La PME de Niels Rodin emploie quatre collaborateurs, dont une assistante administrative et deux employés qui s’affairent dans les serres. La crise a forcé l’entrepreneur à revoir son modèle d’affaires et à se concentrer sur le marché suisse. La production d’agrumes ne suffisant pas, les sources de revenu se situent principalement dans la vente d’alcools, comme le «Gin Fleur Bleue» et le «Vermouth Rose» (lire plus bas). Grâce à la boutique en ligne, la clientèle privée a pu découvrir son univers et ses produits. «Aujourd’hui, les privés représentent 40% de nos clients, avec une tendance allant vers l’équilibre entre privés et professionnels.» Après l’ail, le gingembre ou encore le poivre de Sichuan, Niels Rodin veut cultiver des vergers à cidre, fabriquer et commercialiser du cidre. Mais aussi développer la production de la grenade. «Plutôt que de se lamenter sur le changement climatique, mieux vaut se pencher sur des solutions potentielles pour demain et la grenade s’inscrit dans cet esprit-là, car c’est un fruit qui a besoin de peu d’eau et qui supporte des températures extrêmes.» Selon lui, si le climat devenu trop chaud ne permet plus de cultiver des pommes en Suisse, les grenades aux nombreuses propriétés nutritionnelles pourraient les remplacer. Autre projet de taille: devenir la première ferme de Suisse entièrement autonome en énergie et avec le moins d’impact CO2 possible. On n’a pas fini d’entendre parler de Niels Rodin.

 

★ Comment est-il passé d’économiste à agrumiculteur?

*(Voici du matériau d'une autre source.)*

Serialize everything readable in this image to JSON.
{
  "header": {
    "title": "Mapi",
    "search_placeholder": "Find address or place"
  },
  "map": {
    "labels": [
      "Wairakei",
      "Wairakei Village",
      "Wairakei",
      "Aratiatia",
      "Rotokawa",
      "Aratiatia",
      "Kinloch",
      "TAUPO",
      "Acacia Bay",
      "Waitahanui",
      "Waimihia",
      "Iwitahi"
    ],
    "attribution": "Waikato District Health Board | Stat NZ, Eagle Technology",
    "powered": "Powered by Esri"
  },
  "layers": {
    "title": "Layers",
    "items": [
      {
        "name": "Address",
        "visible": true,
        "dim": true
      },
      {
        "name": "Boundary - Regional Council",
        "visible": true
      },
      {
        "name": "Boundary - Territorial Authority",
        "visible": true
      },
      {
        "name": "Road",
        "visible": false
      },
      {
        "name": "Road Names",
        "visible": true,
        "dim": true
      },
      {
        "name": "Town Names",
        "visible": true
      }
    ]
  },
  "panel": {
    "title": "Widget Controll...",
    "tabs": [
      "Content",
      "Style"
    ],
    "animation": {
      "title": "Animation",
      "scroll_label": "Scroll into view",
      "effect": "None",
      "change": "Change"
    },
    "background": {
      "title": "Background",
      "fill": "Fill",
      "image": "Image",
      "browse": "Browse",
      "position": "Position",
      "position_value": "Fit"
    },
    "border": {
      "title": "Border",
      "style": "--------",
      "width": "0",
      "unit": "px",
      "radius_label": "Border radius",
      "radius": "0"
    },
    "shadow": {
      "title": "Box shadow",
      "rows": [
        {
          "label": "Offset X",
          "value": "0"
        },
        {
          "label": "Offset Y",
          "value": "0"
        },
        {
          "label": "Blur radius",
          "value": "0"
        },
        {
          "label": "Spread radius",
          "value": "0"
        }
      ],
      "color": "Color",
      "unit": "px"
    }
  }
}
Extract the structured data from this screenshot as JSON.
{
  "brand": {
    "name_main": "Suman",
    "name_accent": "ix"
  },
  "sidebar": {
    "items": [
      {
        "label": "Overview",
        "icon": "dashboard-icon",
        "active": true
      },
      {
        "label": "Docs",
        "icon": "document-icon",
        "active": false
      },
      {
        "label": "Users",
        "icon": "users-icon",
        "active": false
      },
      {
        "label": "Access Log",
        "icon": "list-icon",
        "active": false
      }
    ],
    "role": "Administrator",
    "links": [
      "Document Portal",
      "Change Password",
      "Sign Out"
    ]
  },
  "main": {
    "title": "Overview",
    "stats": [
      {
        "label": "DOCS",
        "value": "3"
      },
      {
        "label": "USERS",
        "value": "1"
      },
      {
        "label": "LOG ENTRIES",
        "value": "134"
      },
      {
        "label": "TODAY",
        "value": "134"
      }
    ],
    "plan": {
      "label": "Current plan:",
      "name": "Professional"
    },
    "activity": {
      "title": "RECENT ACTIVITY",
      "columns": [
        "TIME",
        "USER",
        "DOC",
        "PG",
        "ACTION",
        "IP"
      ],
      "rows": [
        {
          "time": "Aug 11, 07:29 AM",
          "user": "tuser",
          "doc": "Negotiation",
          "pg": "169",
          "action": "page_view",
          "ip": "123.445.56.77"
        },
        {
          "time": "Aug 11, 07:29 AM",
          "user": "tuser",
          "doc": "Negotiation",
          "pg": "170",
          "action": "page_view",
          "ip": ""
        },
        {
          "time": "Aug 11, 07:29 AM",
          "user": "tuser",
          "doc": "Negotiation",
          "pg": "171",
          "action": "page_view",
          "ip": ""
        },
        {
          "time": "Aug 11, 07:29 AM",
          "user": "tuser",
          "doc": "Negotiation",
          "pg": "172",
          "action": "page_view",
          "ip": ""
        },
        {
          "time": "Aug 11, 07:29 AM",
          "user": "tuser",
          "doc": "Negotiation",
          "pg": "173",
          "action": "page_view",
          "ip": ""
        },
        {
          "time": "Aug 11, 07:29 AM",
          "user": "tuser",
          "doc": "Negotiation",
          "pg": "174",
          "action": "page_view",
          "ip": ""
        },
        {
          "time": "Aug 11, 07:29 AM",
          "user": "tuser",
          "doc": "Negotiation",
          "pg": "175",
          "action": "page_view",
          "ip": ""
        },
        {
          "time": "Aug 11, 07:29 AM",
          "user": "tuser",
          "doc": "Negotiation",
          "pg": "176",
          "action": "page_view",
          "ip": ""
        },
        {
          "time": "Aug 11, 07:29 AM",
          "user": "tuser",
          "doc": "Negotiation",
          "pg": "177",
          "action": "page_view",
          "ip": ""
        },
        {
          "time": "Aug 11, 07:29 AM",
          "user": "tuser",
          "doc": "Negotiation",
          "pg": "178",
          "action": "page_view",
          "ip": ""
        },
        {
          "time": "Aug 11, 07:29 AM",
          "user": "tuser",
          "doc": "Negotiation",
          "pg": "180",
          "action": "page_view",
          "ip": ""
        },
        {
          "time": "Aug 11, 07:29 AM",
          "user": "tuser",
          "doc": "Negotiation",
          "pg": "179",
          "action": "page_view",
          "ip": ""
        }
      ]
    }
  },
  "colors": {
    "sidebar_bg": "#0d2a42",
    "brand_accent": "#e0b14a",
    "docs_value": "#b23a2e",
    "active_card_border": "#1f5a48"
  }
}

Niels Rodin est né le 1er avril 1975 à Lausanne. Il d’abord suivi une formation de technicien dans l’industrie textile au Tessin avant d’obtenir, en 2001, un diplôme fédéral en économie. Il a travaillé comme banquier, puis fiscaliste, à Genève. Avant de se lancer dans la production d’agrumes en 2009. Comment passe-t-on d’économiste à passionné d’agrumes? «Les voyages, la gourmandise, le plaisir d’avoir certaines valeurs», répond Niels Rodin. A 40 ans, il était directeur d’une banque et s’est rendu compte qu’il n’avait plus besoin de prouver qu’il pouvait devenir quelqu’un professionnellement. «D’autres valeurs ont alors pris le dessus, comme le bien-être personnel et l’écologie. J’adore cultiver, l’Histoire, la cuisine et recevoir des invités. Les zéros qui s’affichaient un jour sur le compte en banque ont disparu, mais le plaisir de se lever le matin pour travailler dans un environnement où l’on se sent bien pour exercer un métier qui nous passionne, ça n’a pas de prix. Je sors de chez moi et je suis dans mes serres: c’est le grand luxe! Je ne regrette absolument rien, car ces étapes m’ont permis de grandir et ont toutes apporté une pierre à l’édifice.»